Plastics materials plants in Belgium and Japan are among the 20 plants that Dow Chemical Co. will close worldwide, as part of a restructuring program that will eliminate 2,400 jobs.
Plastics operations set to be closed include a high density polyethylene facility in Tessenderlo, Belgium, and an epoxy resins facility in Kina Ura, Japan.
Pointing the finger at sluggish markets, particularly Europe, the Midland, Mich.-based company said the restructuring program is “designed to accelerate cost-reduction actions and advance the next stage of the company's transformation in the midst of persistently slow macroeconomic growth.”

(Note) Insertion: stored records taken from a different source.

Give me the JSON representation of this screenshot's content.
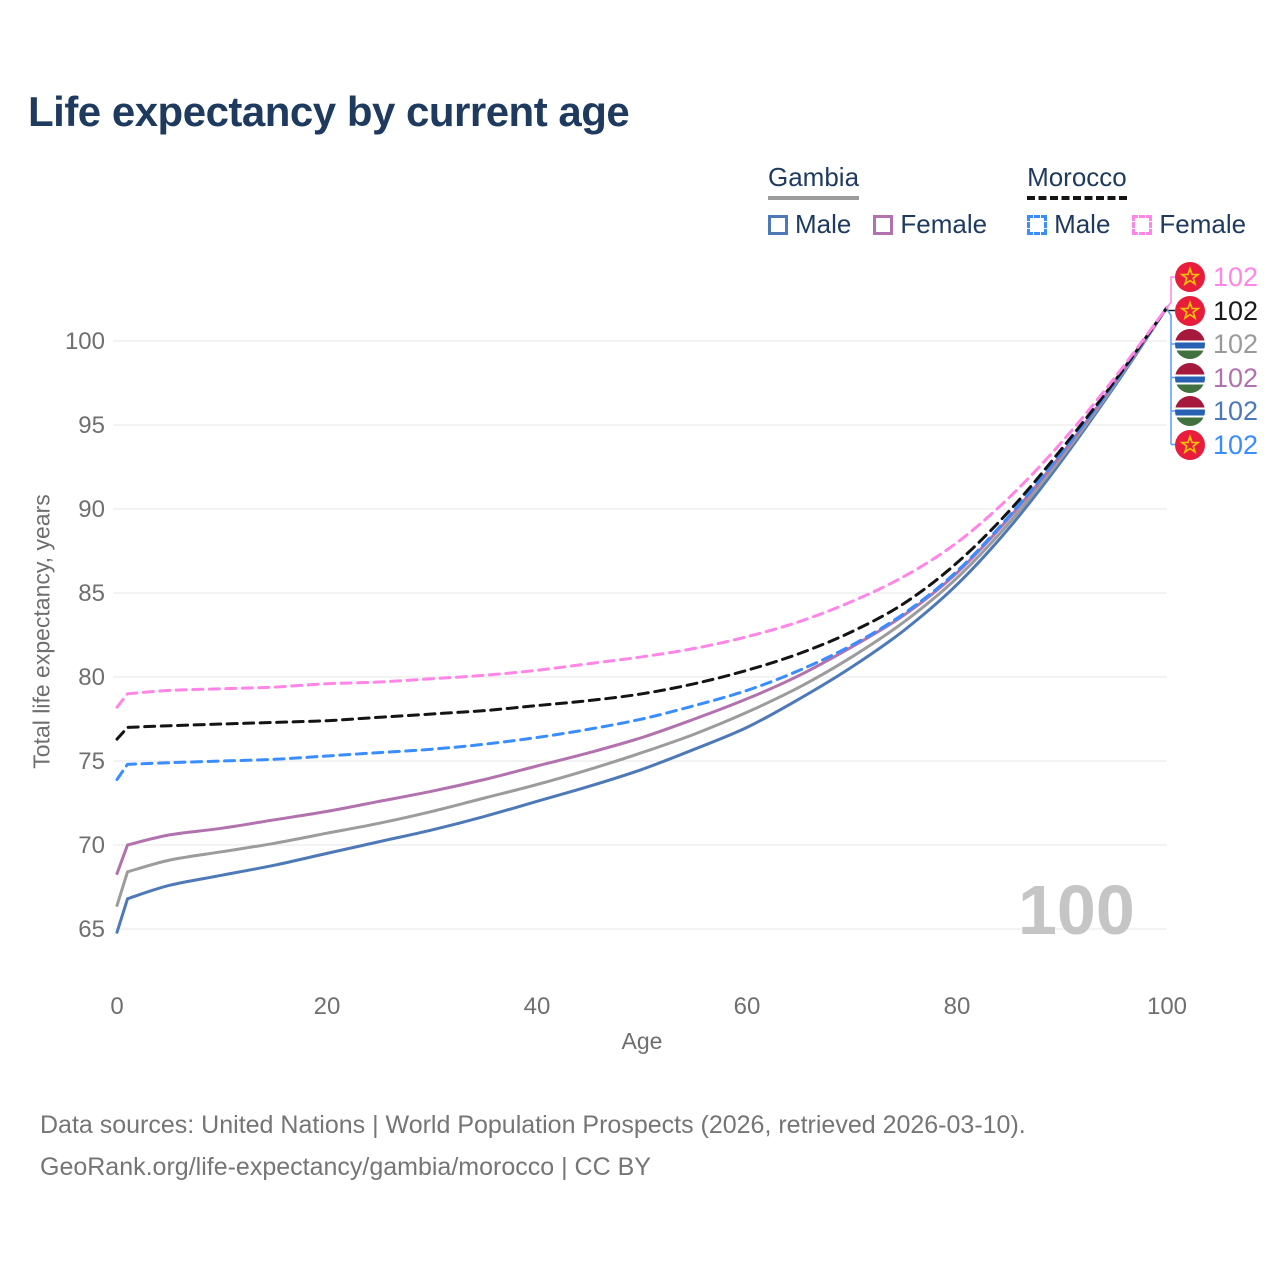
{
  "title": "Life expectancy by current age",
  "legend": {
    "groups": [
      {
        "country": "Gambia",
        "line_style": "solid",
        "underline_color": "#9c9c9c",
        "items": [
          {
            "label": "Male",
            "color": "#4e79b7"
          },
          {
            "label": "Female",
            "color": "#b172ae"
          }
        ]
      },
      {
        "country": "Morocco",
        "line_style": "dashed",
        "underline_color": "#141414",
        "items": [
          {
            "label": "Male",
            "color": "#3a8dff"
          },
          {
            "label": "Female",
            "color": "#ff85e6"
          }
        ]
      }
    ]
  },
  "watermark": "100",
  "footer": {
    "line1": "Data sources: United Nations | World Population Prospects (2026, retrieved 2026-03-10).",
    "line2": "GeoRank.org/life-expectancy/gambia/morocco | CC BY"
  },
  "chart_data": {
    "type": "line",
    "title": "Life expectancy by current age",
    "xlabel": "Age",
    "ylabel": "Total life expectancy, years",
    "xlim": [
      0,
      100
    ],
    "ylim": [
      64,
      103
    ],
    "x_ticks": [
      0,
      20,
      40,
      60,
      80,
      100
    ],
    "y_ticks": [
      65,
      70,
      75,
      80,
      85,
      90,
      95,
      100
    ],
    "grid": "horizontal",
    "ages": [
      0,
      1,
      5,
      10,
      15,
      20,
      25,
      30,
      35,
      40,
      45,
      50,
      55,
      60,
      65,
      70,
      75,
      80,
      85,
      90,
      95,
      100
    ],
    "series": [
      {
        "id": "gambia-male",
        "name": "Gambia Male",
        "country": "Gambia",
        "sex": "Male",
        "color": "#4e79b7",
        "dash": false,
        "flag": "gambia",
        "end_value": 102,
        "values": [
          64.8,
          66.8,
          67.6,
          68.2,
          68.8,
          69.5,
          70.2,
          70.9,
          71.7,
          72.6,
          73.5,
          74.5,
          75.7,
          77.0,
          78.7,
          80.6,
          82.8,
          85.5,
          88.9,
          92.9,
          97.3,
          102
        ]
      },
      {
        "id": "gambia-both",
        "name": "Gambia",
        "country": "Gambia",
        "sex": "Both sexes",
        "color": "#9c9c9c",
        "dash": false,
        "flag": "gambia",
        "end_value": 102,
        "values": [
          66.4,
          68.4,
          69.1,
          69.6,
          70.1,
          70.7,
          71.3,
          72.0,
          72.8,
          73.6,
          74.5,
          75.5,
          76.6,
          77.9,
          79.4,
          81.2,
          83.3,
          85.9,
          89.2,
          93.1,
          97.4,
          102
        ]
      },
      {
        "id": "gambia-female",
        "name": "Gambia Female",
        "country": "Gambia",
        "sex": "Female",
        "color": "#b172ae",
        "dash": false,
        "flag": "gambia",
        "end_value": 102,
        "values": [
          68.3,
          70.0,
          70.6,
          71.0,
          71.5,
          72.0,
          72.6,
          73.2,
          73.9,
          74.7,
          75.5,
          76.4,
          77.5,
          78.7,
          80.1,
          81.8,
          83.7,
          86.2,
          89.5,
          93.3,
          97.5,
          102
        ]
      },
      {
        "id": "morocco-male",
        "name": "Morocco Male",
        "country": "Morocco",
        "sex": "Male",
        "color": "#3a8dff",
        "dash": true,
        "flag": "morocco",
        "end_value": 102,
        "values": [
          73.9,
          74.8,
          74.9,
          75.0,
          75.1,
          75.3,
          75.5,
          75.7,
          76.0,
          76.4,
          76.9,
          77.5,
          78.3,
          79.2,
          80.4,
          81.9,
          83.8,
          86.3,
          89.6,
          93.4,
          97.5,
          102
        ]
      },
      {
        "id": "morocco-both",
        "name": "Morocco",
        "country": "Morocco",
        "sex": "Both sexes",
        "color": "#141414",
        "dash": true,
        "flag": "morocco",
        "end_value": 102,
        "values": [
          76.3,
          77.0,
          77.1,
          77.2,
          77.3,
          77.4,
          77.6,
          77.8,
          78.0,
          78.3,
          78.6,
          79.0,
          79.6,
          80.4,
          81.4,
          82.7,
          84.4,
          86.8,
          89.9,
          93.6,
          97.6,
          102
        ]
      },
      {
        "id": "morocco-female",
        "name": "Morocco Female",
        "country": "Morocco",
        "sex": "Female",
        "color": "#ff85e6",
        "dash": true,
        "flag": "morocco",
        "end_value": 102,
        "values": [
          78.2,
          79.0,
          79.2,
          79.3,
          79.4,
          79.6,
          79.7,
          79.9,
          80.1,
          80.4,
          80.8,
          81.2,
          81.7,
          82.4,
          83.3,
          84.5,
          86.0,
          88.0,
          90.7,
          94.0,
          97.8,
          102
        ]
      }
    ],
    "end_labels": [
      {
        "value": "102",
        "series": "morocco-female",
        "flag": "morocco",
        "color": "#ff85e6"
      },
      {
        "value": "102",
        "series": "morocco-both",
        "flag": "morocco",
        "color": "#1a1a1a"
      },
      {
        "value": "102",
        "series": "gambia-both",
        "flag": "gambia",
        "color": "#9a9a9a"
      },
      {
        "value": "102",
        "series": "gambia-female",
        "flag": "gambia",
        "color": "#b172ae"
      },
      {
        "value": "102",
        "series": "gambia-male",
        "flag": "gambia",
        "color": "#4e79b7"
      },
      {
        "value": "102",
        "series": "morocco-male",
        "flag": "morocco",
        "color": "#3a8dff"
      }
    ]
  }
}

The job losses amount to 5 percent of the company's total workforce and the site closings are designed to cut annual operating costs by around $500 million by 2014, Dow said.
Dow added that it will cut capital spending and investment plans in non-core areas amounting to a additional $500 million.

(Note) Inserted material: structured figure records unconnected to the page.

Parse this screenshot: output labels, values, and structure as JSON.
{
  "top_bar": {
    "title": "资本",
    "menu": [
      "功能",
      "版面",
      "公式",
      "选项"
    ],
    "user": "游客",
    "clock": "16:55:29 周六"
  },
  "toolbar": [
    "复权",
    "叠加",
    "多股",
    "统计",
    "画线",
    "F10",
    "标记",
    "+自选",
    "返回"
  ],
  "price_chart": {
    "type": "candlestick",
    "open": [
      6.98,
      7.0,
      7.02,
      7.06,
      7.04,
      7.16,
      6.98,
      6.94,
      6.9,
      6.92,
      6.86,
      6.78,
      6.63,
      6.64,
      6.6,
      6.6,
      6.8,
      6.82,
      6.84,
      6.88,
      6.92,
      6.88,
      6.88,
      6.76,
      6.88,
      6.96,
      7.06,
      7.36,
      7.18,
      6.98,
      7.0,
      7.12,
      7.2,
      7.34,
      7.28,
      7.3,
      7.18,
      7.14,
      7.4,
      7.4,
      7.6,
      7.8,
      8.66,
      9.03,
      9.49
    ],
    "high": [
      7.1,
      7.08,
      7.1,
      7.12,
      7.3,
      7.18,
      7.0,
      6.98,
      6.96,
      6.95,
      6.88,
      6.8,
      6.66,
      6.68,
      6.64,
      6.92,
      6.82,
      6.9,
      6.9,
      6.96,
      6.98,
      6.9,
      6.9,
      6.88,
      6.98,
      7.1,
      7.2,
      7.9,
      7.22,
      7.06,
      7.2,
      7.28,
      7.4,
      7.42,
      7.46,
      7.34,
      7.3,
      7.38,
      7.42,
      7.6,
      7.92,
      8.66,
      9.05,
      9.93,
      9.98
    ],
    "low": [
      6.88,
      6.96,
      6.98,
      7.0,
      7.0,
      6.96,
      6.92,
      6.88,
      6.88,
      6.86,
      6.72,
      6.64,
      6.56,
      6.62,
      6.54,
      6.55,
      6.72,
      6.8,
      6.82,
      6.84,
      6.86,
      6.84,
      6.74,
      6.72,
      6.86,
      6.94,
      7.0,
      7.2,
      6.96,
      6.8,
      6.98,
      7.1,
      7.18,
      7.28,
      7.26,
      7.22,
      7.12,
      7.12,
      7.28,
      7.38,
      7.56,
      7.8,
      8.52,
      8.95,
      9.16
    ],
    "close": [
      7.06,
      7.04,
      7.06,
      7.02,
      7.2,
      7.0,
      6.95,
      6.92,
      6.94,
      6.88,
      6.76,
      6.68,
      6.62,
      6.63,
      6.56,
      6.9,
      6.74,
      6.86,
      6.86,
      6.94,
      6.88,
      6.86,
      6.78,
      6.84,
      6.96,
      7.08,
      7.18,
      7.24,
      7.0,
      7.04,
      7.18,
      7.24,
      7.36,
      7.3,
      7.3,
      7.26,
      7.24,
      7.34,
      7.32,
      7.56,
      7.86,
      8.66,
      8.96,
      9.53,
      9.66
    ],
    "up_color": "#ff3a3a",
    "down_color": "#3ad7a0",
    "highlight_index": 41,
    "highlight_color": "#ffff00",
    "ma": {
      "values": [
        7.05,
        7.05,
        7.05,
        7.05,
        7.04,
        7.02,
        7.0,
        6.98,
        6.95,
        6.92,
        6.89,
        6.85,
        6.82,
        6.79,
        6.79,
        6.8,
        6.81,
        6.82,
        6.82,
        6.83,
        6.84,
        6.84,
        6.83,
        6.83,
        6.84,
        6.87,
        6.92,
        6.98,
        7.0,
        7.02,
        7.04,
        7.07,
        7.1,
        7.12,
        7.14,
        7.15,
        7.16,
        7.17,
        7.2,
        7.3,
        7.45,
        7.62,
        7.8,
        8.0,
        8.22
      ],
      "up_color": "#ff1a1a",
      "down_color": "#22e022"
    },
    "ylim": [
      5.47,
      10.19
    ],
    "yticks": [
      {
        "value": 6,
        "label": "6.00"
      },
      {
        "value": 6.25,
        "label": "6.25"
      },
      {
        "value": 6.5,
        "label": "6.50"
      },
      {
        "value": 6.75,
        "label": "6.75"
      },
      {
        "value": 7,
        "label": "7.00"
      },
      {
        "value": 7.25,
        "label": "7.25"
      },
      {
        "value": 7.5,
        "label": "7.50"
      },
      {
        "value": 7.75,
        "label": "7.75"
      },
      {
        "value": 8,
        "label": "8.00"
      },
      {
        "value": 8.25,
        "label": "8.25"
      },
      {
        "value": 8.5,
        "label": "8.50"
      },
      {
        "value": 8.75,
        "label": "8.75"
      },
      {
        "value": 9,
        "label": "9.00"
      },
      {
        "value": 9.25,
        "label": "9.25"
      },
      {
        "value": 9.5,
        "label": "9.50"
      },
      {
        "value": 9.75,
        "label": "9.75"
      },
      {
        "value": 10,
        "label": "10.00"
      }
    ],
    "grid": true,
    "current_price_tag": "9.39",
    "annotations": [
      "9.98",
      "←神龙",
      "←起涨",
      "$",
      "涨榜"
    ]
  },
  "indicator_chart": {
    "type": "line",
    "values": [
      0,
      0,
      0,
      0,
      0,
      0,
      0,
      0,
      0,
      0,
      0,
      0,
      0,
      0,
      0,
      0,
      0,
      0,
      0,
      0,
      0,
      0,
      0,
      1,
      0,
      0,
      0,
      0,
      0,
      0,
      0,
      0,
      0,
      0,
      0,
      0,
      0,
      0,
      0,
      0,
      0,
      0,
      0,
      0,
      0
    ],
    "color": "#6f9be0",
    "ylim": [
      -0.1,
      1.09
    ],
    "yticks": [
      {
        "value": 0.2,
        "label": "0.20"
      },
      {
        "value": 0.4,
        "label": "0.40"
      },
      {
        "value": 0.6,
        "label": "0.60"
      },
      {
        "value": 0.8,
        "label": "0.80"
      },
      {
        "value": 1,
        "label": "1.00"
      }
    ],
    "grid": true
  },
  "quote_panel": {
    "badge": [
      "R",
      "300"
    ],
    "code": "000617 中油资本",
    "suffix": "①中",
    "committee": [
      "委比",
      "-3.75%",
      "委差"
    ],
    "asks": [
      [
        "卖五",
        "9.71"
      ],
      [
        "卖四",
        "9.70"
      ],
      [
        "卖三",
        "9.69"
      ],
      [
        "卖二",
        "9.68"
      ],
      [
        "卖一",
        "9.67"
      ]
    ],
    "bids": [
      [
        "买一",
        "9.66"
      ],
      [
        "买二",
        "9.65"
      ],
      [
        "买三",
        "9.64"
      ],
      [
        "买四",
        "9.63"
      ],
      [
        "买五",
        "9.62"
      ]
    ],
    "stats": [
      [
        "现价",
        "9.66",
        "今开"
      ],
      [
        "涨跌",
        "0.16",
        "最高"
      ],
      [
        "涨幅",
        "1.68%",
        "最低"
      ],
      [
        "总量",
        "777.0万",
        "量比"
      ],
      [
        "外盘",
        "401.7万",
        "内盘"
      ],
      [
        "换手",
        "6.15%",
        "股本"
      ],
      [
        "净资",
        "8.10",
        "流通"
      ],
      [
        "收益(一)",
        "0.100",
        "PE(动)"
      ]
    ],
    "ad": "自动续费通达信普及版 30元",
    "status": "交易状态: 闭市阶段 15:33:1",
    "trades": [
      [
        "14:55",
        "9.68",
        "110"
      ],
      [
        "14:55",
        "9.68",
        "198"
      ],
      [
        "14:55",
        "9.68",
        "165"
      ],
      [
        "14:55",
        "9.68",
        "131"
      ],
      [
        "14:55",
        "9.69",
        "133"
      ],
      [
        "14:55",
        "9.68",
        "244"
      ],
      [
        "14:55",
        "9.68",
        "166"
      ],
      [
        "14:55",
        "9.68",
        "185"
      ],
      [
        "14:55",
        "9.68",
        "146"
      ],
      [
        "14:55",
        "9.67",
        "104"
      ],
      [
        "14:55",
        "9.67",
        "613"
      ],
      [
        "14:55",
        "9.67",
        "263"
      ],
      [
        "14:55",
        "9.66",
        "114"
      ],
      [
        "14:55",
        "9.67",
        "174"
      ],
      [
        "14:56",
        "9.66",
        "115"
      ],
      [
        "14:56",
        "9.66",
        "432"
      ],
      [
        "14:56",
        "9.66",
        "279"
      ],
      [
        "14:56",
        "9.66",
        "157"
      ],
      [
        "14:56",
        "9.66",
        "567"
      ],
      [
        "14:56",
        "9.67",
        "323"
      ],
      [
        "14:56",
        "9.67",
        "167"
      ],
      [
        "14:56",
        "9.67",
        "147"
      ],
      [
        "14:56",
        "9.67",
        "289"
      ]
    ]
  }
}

“The reality is we are operating in a slow-growth environment in the near term and, while these actions are difficult, they demonstrate our resolve to tightly manage operations — particularly in Europe — and mitigate the impact of current market dynamics,” Andrew Liveris, Dow's chairman and CEO, said in an Oct. 23 news release.

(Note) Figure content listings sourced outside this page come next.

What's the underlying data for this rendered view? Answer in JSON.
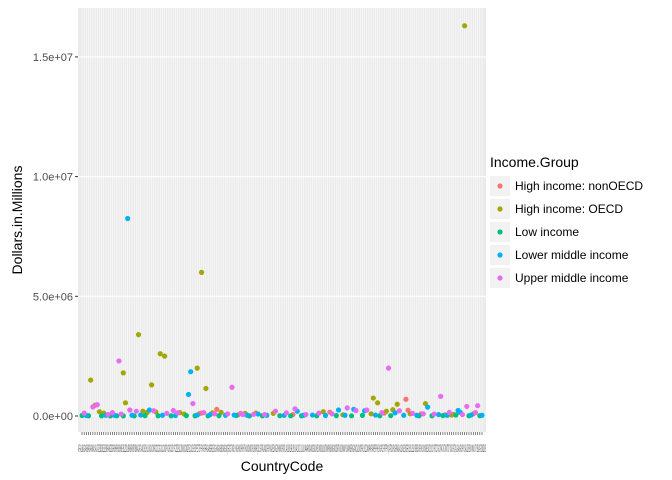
{
  "chart_data": {
    "type": "scatter",
    "title": "",
    "xlabel": "CountryCode",
    "ylabel": "Dollars.in.Millions",
    "ylim": [
      -400000,
      17000000
    ],
    "yticks": [
      0,
      5000000,
      10000000,
      15000000
    ],
    "ytick_labels": [
      "0.0e+00",
      "5.0e+06",
      "1.0e+07",
      "1.5e+07"
    ],
    "grid": true,
    "legend": {
      "title": "Income.Group",
      "position": "right"
    },
    "xtick_visible_text": "AFGALBAGOARBARGARMAUSAUTAZEBDIBELBENBFABGDBGRBHRBHSBIHBLRBLZBOLBRABRNBTNBWACAFCANCHECHLCHNCIVCMRCODCOGCOLCOMCPVCRICUBCYPCZEDEUDJIDNKDOMDZAECUEGYESPESTETHFINFJIFRAGABGBRGEOGHAGINGMBGNBGNQGRCGTMGUYHKGHNDHRVHTIHUNIDNINDIRLIRNIRQISLISRITAJAMJORJPNKAZKENKGZKHMKORKWTLAOLBNLBRLBYLKALSOLTULUXLVAMARMDAMDGMDVMEXMKDMLIMLTMMRMNEMNGMOZMRTMUSMWIMYSNAMNERNGANICNLDNORNPLNZLOMNPAKPANPERPHLPNGPOLPRTPRYQATROURUSRWASAUSDNSENSGPSLBSLESLVSRBSURSVKSVNSWESWZSYCSYRTCDTGOTHATJKTKMTTOTUNTURTZAUGAUKRURYUSAUZBVENVNMVUTYEMZAFZMBZWE",
    "series": [
      {
        "name": "High income: nonOECD",
        "color": "#F8766D",
        "points": [
          [
            54,
            100000
          ],
          [
            55,
            120000
          ],
          [
            62,
            280000
          ],
          [
            72,
            60000
          ],
          [
            75,
            80000
          ],
          [
            97,
            60000
          ],
          [
            114,
            160000
          ],
          [
            139,
            120000
          ],
          [
            149,
            700000
          ],
          [
            150,
            240000
          ],
          [
            156,
            90000
          ],
          [
            167,
            50000
          ],
          [
            171,
            70000
          ]
        ]
      },
      {
        "name": "High income: OECD",
        "color": "#A3A500",
        "points": [
          [
            4,
            1500000
          ],
          [
            6,
            450000
          ],
          [
            8,
            180000
          ],
          [
            10,
            120000
          ],
          [
            19,
            1800000
          ],
          [
            20,
            550000
          ],
          [
            26,
            3400000
          ],
          [
            28,
            200000
          ],
          [
            30,
            150000
          ],
          [
            32,
            1300000
          ],
          [
            34,
            170000
          ],
          [
            36,
            2600000
          ],
          [
            38,
            2500000
          ],
          [
            45,
            140000
          ],
          [
            47,
            80000
          ],
          [
            53,
            2000000
          ],
          [
            55,
            6000000
          ],
          [
            57,
            1150000
          ],
          [
            60,
            130000
          ],
          [
            64,
            150000
          ],
          [
            75,
            110000
          ],
          [
            80,
            120000
          ],
          [
            88,
            110000
          ],
          [
            111,
            180000
          ],
          [
            120,
            50000
          ],
          [
            133,
            90000
          ],
          [
            134,
            750000
          ],
          [
            136,
            550000
          ],
          [
            140,
            200000
          ],
          [
            143,
            260000
          ],
          [
            145,
            490000
          ],
          [
            151,
            90000
          ],
          [
            158,
            520000
          ],
          [
            170,
            40000
          ],
          [
            176,
            16300000
          ],
          [
            180,
            90000
          ]
        ]
      },
      {
        "name": "Low income",
        "color": "#00BF7D",
        "points": [
          [
            0,
            20000
          ],
          [
            3,
            10000
          ],
          [
            9,
            8000
          ],
          [
            13,
            5000
          ],
          [
            16,
            7000
          ],
          [
            19,
            6000
          ],
          [
            24,
            4000
          ],
          [
            29,
            12000
          ],
          [
            35,
            9000
          ],
          [
            41,
            8000
          ],
          [
            48,
            15000
          ],
          [
            52,
            10000
          ],
          [
            58,
            7000
          ],
          [
            63,
            12000
          ],
          [
            71,
            20000
          ],
          [
            77,
            6000
          ],
          [
            83,
            10000
          ],
          [
            91,
            13000
          ],
          [
            96,
            7000
          ],
          [
            101,
            11000
          ],
          [
            108,
            9000
          ],
          [
            117,
            15000
          ],
          [
            124,
            7000
          ],
          [
            129,
            25000
          ],
          [
            137,
            9000
          ],
          [
            142,
            14000
          ],
          [
            155,
            8000
          ],
          [
            161,
            11000
          ],
          [
            166,
            17000
          ],
          [
            172,
            40000
          ],
          [
            178,
            10000
          ],
          [
            183,
            12000
          ]
        ]
      },
      {
        "name": "Lower middle income",
        "color": "#00B0F6",
        "points": [
          [
            2,
            20000
          ],
          [
            11,
            30000
          ],
          [
            15,
            25000
          ],
          [
            21,
            8250000
          ],
          [
            23,
            30000
          ],
          [
            27,
            40000
          ],
          [
            31,
            250000
          ],
          [
            37,
            30000
          ],
          [
            43,
            20000
          ],
          [
            49,
            900000
          ],
          [
            50,
            1850000
          ],
          [
            53,
            40000
          ],
          [
            59,
            60000
          ],
          [
            66,
            30000
          ],
          [
            70,
            40000
          ],
          [
            76,
            30000
          ],
          [
            81,
            80000
          ],
          [
            85,
            30000
          ],
          [
            93,
            25000
          ],
          [
            99,
            200000
          ],
          [
            102,
            30000
          ],
          [
            106,
            40000
          ],
          [
            112,
            20000
          ],
          [
            118,
            250000
          ],
          [
            121,
            30000
          ],
          [
            125,
            280000
          ],
          [
            130,
            220000
          ],
          [
            135,
            40000
          ],
          [
            144,
            130000
          ],
          [
            148,
            30000
          ],
          [
            154,
            30000
          ],
          [
            159,
            370000
          ],
          [
            164,
            60000
          ],
          [
            168,
            30000
          ],
          [
            173,
            230000
          ],
          [
            174,
            150000
          ],
          [
            179,
            40000
          ],
          [
            184,
            30000
          ]
        ]
      },
      {
        "name": "Upper middle income",
        "color": "#E76BF3",
        "points": [
          [
            1,
            120000
          ],
          [
            5,
            380000
          ],
          [
            7,
            470000
          ],
          [
            12,
            60000
          ],
          [
            14,
            140000
          ],
          [
            17,
            2300000
          ],
          [
            18,
            80000
          ],
          [
            22,
            250000
          ],
          [
            25,
            200000
          ],
          [
            33,
            220000
          ],
          [
            39,
            110000
          ],
          [
            42,
            230000
          ],
          [
            44,
            130000
          ],
          [
            51,
            520000
          ],
          [
            56,
            140000
          ],
          [
            61,
            90000
          ],
          [
            67,
            90000
          ],
          [
            69,
            1200000
          ],
          [
            73,
            110000
          ],
          [
            74,
            60000
          ],
          [
            79,
            70000
          ],
          [
            84,
            60000
          ],
          [
            89,
            200000
          ],
          [
            94,
            130000
          ],
          [
            98,
            300000
          ],
          [
            103,
            60000
          ],
          [
            109,
            120000
          ],
          [
            115,
            90000
          ],
          [
            122,
            340000
          ],
          [
            126,
            230000
          ],
          [
            131,
            250000
          ],
          [
            138,
            140000
          ],
          [
            141,
            2000000
          ],
          [
            146,
            220000
          ],
          [
            152,
            110000
          ],
          [
            157,
            90000
          ],
          [
            162,
            80000
          ],
          [
            165,
            820000
          ],
          [
            169,
            150000
          ],
          [
            175,
            60000
          ],
          [
            177,
            400000
          ],
          [
            181,
            140000
          ],
          [
            182,
            430000
          ]
        ]
      }
    ]
  }
}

Industry analyst Roger Young said the plastics plants being closed in Belgium and Japan are older plants. The Belgian plant also “wasn't using key Dow technology,” he added.
Longer term, Young said Dow “could be under some real pressure in Europe” since it uses feedstocks for ethylene-based products from naphtha, which is derived from crude oil. Plants in North America increasingly are using lower-priced ethane feedstocks from abundant natural gas supplies.
“As long as shale gas is around, Europe could be hurting,” he said.
The group made the restructuring announcement as it revealed a 10 percent fall in third-quarter sales to $13.6 billion — led, it said, by the downturn in Europe, where revenues were down by 10 percent. Dow's third-quarter profit fell almost 35 percent to $591 million.